16. After submission of a response to a provisional refusal, are there any payments/submissions that have to be made to the IPOPHL?

There are no further payments/submissions to be made. No notice of allowance/issuance will be issued since the allowance and issuance fees have already been paid at the time of filing before the World Intellectual Property Organization (WIPO).

17. Assuming that there is no opposition against a trademark filed via the Madrid route, what is the notice expected to be issued by the IPOPHL?

A statement of grant of protection.

18. For provisional refusals wherein the only issue is a disclaimer or clarification as to colour claim and where the examiner indicated that for failure to respond to the refusal, the disclaimer will be automatically entered and the mark will be published in colour, is it still necessary to file a response? Will the application be abandoned for failure to file a response?

It is no longer necessary to file a response. However, filing a response is highly recommended, along with the submission of a power of attorney so that a local agent will be recorded, where future notices will be directly sent.

If the applicant has a local agent, it is easier to follow up on the status of the application. In the event of opposition, the applicant will also be notified through its local agent. Another advantage of having a local agent is to ensure that timely reminders on the filing of maintenance requirements will be sent.

Recent developments in trademark cases

19. Who may oppose a trademark application? When is the deadline to oppose an application?

Any person who believes that they would be damaged by the registration of a mark may, upon payment of the required fee, file with the Bureau of Legal Affairs (BLA) of the IPOPHL an opposition to the application.

The opposition must be filed within 30 days from the date of its publication in the E-Gazette. A one-time extension of 45 days is available. This period also applies to cancellation actions, and the filing by the respondent of its verified answer. It used to be three extensions of 30 days each or a total of 90 days under the old rules. The period was shortened to speed up the registration process and resolve cases more expeditiously.

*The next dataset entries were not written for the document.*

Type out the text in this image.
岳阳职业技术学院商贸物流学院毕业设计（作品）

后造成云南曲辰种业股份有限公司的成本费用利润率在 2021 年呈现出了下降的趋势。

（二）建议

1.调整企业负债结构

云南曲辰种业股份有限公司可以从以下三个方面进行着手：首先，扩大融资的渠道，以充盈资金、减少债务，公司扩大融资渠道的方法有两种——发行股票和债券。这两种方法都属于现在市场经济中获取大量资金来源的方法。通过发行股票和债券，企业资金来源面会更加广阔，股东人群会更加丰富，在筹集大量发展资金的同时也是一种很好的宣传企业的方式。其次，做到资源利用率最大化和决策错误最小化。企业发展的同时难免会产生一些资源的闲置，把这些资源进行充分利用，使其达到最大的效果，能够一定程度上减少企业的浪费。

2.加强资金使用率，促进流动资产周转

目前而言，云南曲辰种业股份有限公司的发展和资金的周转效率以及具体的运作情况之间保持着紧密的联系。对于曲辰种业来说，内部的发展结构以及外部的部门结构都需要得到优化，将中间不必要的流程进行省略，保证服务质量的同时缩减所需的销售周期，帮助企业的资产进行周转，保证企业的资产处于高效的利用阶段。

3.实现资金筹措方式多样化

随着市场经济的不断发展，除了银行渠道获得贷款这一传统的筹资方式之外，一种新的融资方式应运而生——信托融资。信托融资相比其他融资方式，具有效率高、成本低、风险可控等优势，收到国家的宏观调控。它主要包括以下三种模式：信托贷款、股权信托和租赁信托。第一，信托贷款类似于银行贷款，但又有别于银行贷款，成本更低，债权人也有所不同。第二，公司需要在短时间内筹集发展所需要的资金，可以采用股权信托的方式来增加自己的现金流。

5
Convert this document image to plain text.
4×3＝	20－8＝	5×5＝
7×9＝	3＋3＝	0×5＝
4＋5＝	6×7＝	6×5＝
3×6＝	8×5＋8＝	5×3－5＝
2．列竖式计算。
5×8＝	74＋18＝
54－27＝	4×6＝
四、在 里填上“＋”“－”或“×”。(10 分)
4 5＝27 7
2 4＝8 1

20. Between the prior user and the first-to-file registrant, who has a better right to a trademark?

In the landmark case of Zuneca Pharmaceuticals v. Natrapharm (G.R. 21850) in 2020, the Supreme Court clarified and unequivocally pronounced that ownership of a mark is acquired through registration made validly under the IP Code. This overturned its rulings in 2010 in the cases of Berris Agricultural v. Abyadang (G.R. 183404) and E.Y. Industrial Sales v. Shen Dar Electricity and Machinery (G.R. 184850), in which it stated that the rights of a prior user of a mark prevail over the rights of a first registrant of a confusingly similar mark.

21. What test is used by the courts in determining confusing similarity of trademarks?

There were two tests applied in determining whether the competing marks are confusingly similar: the dominancy test and the holistic test.

In the 2021 case of Kolin Electronics v. Kolin Philippines International (G.R. 228165), the Supreme Court abandoned the use of the holistic test. The dominancy test takes precedence as it is the only test incorporated in the IP Code. This test focuses on the similarity of the prevalent features of the competing trademarks that might cause confusion or deception. If the competing trademark contains the main, essential, or dominant features of another, and confusion or deception is likely to result, infringement takes place.